Why can’t we all just be real with one another?? Unfortunately, most people are so concerned about their own lives and what they are going through that they don’t have the space to devote themselves fully to a depressive person’s issues. And maybe they are afraid of becoming depressed as well, hanging out with this person. As someone with the illness, it seems simpler to put on a positive face while everybody goes about their business. From there Depression makes it easy to conclude that no one really cares – isn’t this proof that I’m worthless?
There are physical symptoms of depression as well– one is fatigue, horrible fatigue. Desire to sleep. No appetite. Crying all the time. A general not caring about health and hygiene – nothing feels important. Except going back to bed or laying on the couch and listening to the horrible voices. I feel fortunate to be able to fulfill most of my responsibilities, albeit with a frown.

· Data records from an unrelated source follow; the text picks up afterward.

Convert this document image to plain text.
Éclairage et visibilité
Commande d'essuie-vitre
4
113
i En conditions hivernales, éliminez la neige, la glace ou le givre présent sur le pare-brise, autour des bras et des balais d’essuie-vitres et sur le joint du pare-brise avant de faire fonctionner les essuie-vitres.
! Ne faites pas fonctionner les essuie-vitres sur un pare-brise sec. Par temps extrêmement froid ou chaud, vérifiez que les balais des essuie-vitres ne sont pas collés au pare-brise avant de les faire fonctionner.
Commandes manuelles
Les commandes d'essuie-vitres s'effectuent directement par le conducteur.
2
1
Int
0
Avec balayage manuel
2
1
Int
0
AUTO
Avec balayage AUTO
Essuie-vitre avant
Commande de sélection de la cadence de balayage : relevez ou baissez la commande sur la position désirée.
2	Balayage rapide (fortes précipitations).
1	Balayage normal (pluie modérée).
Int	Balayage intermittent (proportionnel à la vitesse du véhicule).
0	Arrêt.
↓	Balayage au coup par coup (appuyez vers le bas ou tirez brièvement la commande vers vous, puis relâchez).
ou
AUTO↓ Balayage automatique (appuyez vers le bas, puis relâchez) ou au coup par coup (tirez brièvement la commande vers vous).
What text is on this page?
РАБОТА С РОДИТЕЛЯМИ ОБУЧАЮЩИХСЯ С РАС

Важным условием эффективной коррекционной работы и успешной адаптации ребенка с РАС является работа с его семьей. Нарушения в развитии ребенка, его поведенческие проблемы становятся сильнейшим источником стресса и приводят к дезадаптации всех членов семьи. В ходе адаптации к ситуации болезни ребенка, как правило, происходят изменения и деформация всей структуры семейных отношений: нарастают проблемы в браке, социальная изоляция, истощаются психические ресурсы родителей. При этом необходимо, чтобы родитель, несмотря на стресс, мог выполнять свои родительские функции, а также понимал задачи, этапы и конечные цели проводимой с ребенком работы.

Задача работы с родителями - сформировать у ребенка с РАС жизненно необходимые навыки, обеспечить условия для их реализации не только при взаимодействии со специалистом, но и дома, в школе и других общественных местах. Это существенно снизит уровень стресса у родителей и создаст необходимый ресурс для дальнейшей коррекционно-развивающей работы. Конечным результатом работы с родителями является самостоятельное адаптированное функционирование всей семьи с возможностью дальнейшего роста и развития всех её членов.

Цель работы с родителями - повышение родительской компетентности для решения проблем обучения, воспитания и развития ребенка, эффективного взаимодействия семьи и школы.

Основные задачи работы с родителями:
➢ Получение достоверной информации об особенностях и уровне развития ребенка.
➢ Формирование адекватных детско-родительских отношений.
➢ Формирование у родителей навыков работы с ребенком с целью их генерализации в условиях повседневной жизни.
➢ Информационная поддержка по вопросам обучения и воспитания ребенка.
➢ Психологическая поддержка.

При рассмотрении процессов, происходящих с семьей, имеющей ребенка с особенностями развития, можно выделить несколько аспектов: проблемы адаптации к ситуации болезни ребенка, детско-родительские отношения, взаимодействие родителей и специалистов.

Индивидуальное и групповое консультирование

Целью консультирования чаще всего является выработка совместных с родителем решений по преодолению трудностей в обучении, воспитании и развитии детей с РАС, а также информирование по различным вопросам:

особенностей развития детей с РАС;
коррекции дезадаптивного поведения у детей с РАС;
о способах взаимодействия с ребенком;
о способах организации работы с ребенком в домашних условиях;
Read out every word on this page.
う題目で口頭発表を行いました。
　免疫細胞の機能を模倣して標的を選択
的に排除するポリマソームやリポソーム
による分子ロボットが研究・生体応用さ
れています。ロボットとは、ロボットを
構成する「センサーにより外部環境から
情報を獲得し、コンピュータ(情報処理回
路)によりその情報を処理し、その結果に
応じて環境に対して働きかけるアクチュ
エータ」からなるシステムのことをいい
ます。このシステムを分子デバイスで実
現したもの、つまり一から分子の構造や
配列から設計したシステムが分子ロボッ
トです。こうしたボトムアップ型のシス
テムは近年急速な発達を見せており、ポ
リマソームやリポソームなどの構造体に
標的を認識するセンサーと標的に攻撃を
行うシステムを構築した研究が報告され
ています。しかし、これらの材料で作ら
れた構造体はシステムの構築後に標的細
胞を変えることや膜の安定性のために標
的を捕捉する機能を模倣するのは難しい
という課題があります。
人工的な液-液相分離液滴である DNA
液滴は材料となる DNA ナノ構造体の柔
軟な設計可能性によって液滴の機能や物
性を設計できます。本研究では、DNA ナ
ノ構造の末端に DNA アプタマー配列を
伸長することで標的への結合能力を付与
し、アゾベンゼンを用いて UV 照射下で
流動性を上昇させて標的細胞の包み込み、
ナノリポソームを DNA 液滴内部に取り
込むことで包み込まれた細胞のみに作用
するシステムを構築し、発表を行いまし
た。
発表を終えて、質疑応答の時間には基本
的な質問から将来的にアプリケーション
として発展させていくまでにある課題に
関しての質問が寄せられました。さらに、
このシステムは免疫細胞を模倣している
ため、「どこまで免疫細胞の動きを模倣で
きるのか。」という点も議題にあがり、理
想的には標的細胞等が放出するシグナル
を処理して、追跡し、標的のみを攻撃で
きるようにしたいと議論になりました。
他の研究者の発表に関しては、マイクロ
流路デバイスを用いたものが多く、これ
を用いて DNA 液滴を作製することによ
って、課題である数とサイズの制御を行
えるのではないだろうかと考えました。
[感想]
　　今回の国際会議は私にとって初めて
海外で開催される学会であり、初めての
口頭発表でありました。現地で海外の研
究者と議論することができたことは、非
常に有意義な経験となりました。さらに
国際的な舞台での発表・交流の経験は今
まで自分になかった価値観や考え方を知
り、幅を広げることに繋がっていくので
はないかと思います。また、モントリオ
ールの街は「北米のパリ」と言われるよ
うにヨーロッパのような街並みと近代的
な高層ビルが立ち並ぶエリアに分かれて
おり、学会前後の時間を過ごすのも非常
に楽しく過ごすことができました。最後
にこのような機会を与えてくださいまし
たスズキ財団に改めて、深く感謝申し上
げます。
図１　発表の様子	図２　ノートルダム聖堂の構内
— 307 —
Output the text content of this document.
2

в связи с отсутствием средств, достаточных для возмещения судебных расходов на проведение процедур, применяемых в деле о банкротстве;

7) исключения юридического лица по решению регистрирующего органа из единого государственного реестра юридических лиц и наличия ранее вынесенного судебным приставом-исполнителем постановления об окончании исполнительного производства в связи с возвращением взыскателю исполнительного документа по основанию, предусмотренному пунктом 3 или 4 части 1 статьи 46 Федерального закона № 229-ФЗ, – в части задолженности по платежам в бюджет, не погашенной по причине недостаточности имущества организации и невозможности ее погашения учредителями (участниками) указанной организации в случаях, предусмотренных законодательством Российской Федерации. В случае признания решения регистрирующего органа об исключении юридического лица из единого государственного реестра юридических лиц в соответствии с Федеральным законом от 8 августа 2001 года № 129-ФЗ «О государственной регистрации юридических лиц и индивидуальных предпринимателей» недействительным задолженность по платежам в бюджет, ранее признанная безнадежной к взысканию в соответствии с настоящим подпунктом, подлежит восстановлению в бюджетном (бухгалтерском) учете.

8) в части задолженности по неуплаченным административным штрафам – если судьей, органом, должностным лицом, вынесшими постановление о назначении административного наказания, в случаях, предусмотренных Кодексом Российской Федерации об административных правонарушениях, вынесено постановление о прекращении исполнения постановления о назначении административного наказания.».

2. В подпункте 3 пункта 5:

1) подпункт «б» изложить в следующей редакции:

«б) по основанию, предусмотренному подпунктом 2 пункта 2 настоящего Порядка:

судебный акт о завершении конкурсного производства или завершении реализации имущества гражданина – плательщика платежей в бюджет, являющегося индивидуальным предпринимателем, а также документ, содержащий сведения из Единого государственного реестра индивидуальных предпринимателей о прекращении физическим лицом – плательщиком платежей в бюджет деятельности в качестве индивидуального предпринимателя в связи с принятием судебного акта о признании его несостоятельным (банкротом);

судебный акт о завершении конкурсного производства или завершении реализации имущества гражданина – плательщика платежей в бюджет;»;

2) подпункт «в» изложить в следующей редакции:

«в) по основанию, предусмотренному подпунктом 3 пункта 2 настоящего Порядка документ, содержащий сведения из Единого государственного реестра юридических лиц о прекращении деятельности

To those who are Depression caretakers: I understand how tiring it is. You feel like you’re walking on eggshells. My divorce is partially because he got tired of dealing with it. Tell your loved one how much they are valued and how lovable they are. Remind them that the evil voice is wrong. Tell them you understand they aren’t to blame. Hug them and make them aware of your love. Above all, let them know that you are thinking of them. If you don’t know what to say, tell them, “I don’t know what to say,” – the idea that someone out there sees you helps. Finally, know that it will pass.